The main theme throughout from opposition members focused on the untimely introduction of more government expenditure, given the harsh financial strain being experienced by the people in the country.
The rationale that the senators are needed because the workload of government ministers has increased was rejected by the opposition who pointed out that since the prime minister claims that the three extra senators will not be made ministers of government, it is not possible for them to ease the burden of ministers by sharing or assuming some of the responsibilities.
Senators who are not members of Cabinet (do not have a ministry or ministries), are usually persons who continue to work either in the public or private sector in their regular jobs, attending parliament only to participate in the debates.
Following Tuesday night’s debate, it was difficult not to be riveted by the presentations of two top government ministers, Sam Condor and Dr. Timothy Harris, who both spoke out against the Bill being brought to the Assembly by their own government.
In a passionate defence of his loyalty to the Labour Party and the Labour Movement, Condor, who is the Deputy Prime Minister, and Deputy Leader of the party, chastised anyone who has attempted to question his devotion to the cause of labour as espoused by Robert Bradshaw, Paul Southwell and Joseph N France.
He reminded his audience within and without the Assembly that he has been a staunch Labourite since his youth and he has followed in the footsteps of his mother, who in her own right, was a champion of that shared cause of labour back in the 1970s.
Condor must have been close to tears when he spoke so eloquently and passionately about his mother; relating how in the 1975 elections, though on her sick bed, and against the advice of doctors and her family, she insisted on being taken to the polls to vote for Robert Bradshaw.
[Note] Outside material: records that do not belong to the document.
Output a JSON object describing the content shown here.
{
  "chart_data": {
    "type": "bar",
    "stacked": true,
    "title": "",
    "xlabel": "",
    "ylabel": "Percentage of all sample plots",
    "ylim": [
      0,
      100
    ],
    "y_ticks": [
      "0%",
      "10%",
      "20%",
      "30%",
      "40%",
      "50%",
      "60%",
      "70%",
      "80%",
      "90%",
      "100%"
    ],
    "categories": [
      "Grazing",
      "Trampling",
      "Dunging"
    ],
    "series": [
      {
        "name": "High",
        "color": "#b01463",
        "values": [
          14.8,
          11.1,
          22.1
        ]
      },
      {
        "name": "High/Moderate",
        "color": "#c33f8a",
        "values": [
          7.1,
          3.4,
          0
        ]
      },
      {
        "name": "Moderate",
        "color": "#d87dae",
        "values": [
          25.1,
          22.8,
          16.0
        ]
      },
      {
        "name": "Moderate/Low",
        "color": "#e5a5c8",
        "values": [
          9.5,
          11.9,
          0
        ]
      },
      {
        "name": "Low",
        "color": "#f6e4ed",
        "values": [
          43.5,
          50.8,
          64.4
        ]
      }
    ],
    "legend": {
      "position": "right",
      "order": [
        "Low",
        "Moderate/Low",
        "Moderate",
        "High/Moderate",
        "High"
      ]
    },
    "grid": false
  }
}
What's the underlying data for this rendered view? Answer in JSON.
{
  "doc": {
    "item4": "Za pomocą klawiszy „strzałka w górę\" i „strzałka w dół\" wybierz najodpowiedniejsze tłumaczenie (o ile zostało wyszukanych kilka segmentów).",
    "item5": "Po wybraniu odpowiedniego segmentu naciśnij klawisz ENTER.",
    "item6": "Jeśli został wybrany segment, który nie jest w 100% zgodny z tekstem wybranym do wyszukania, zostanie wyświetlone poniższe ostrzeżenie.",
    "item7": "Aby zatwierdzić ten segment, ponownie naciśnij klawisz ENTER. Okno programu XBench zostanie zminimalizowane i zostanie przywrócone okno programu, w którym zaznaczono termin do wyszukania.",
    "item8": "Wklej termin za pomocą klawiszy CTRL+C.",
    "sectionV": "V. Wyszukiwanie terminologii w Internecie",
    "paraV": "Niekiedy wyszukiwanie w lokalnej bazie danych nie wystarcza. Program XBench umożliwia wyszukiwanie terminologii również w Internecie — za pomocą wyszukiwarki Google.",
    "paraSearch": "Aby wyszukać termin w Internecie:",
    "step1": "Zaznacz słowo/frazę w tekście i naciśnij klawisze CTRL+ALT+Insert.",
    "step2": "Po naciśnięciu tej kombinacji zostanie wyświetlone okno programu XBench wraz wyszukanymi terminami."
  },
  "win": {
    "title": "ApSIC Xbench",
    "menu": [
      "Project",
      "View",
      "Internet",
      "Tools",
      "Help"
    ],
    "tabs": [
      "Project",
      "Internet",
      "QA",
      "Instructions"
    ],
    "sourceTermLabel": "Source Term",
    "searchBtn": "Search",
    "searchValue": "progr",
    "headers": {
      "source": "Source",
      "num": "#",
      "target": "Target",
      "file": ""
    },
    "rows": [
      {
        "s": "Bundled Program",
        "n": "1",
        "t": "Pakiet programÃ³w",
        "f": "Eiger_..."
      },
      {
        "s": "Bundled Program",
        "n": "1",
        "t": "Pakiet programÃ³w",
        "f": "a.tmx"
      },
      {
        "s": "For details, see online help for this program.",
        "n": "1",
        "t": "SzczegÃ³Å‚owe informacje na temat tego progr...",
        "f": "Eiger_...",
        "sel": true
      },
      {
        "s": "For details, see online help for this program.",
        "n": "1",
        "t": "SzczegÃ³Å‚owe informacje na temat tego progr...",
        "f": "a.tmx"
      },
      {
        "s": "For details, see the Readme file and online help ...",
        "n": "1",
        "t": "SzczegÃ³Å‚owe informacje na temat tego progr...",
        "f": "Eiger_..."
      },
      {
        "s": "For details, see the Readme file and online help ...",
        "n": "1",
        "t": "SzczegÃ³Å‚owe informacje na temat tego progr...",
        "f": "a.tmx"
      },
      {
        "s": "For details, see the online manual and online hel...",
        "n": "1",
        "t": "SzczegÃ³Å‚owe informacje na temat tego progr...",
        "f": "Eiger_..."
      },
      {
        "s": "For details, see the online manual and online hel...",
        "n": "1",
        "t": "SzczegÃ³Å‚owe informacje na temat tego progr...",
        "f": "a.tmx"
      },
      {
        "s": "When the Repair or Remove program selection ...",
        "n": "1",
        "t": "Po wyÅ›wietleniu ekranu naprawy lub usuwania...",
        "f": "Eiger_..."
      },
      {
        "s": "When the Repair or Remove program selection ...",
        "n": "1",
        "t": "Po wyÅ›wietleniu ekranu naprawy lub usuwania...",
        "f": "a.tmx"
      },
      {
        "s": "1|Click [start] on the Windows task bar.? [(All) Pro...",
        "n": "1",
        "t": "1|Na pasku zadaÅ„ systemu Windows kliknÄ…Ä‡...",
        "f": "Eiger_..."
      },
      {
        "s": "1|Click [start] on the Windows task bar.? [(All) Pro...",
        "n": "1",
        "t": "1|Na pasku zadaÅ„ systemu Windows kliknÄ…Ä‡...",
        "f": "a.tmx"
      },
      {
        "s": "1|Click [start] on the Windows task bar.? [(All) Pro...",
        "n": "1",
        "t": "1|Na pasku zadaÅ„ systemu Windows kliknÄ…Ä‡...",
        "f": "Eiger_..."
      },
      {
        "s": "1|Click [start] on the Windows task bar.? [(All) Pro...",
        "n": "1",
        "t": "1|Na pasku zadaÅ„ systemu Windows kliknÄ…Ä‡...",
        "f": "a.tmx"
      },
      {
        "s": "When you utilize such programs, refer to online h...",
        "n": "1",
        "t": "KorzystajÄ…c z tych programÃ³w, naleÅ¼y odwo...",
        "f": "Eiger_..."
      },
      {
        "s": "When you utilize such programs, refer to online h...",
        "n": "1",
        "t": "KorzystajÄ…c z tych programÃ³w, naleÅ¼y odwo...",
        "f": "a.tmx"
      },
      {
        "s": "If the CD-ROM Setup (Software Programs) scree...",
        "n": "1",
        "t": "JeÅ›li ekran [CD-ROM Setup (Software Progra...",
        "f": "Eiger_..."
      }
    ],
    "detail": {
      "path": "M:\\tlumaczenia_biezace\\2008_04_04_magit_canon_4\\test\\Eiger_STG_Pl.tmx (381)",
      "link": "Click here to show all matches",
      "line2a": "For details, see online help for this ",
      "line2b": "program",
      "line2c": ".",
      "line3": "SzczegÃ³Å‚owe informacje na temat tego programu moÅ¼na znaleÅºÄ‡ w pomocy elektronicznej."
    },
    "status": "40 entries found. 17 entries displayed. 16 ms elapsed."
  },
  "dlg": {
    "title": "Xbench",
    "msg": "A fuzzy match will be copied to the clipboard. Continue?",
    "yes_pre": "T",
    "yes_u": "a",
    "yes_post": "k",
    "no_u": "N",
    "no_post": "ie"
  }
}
Her argument was, explained Condor, that she was voting not only for her, but her children and grandchildren, including those unborn.
The Deputy Prime Minister and until recently, Leader of government business in the Assembly, indicated however that he cannot support the proposed Bill because the reasons being advanced for its introduction are unacceptable and faulty. He said the country cannot afford such unwarranted expense at a time of great financial difficulty.
When the sitting resumes on 29th January, presentations are to be expected from Dr. Denzil Douglas, Prime Minister, Opposition Leader Mark Brantley and Member for Number 4, Glenn Phillip.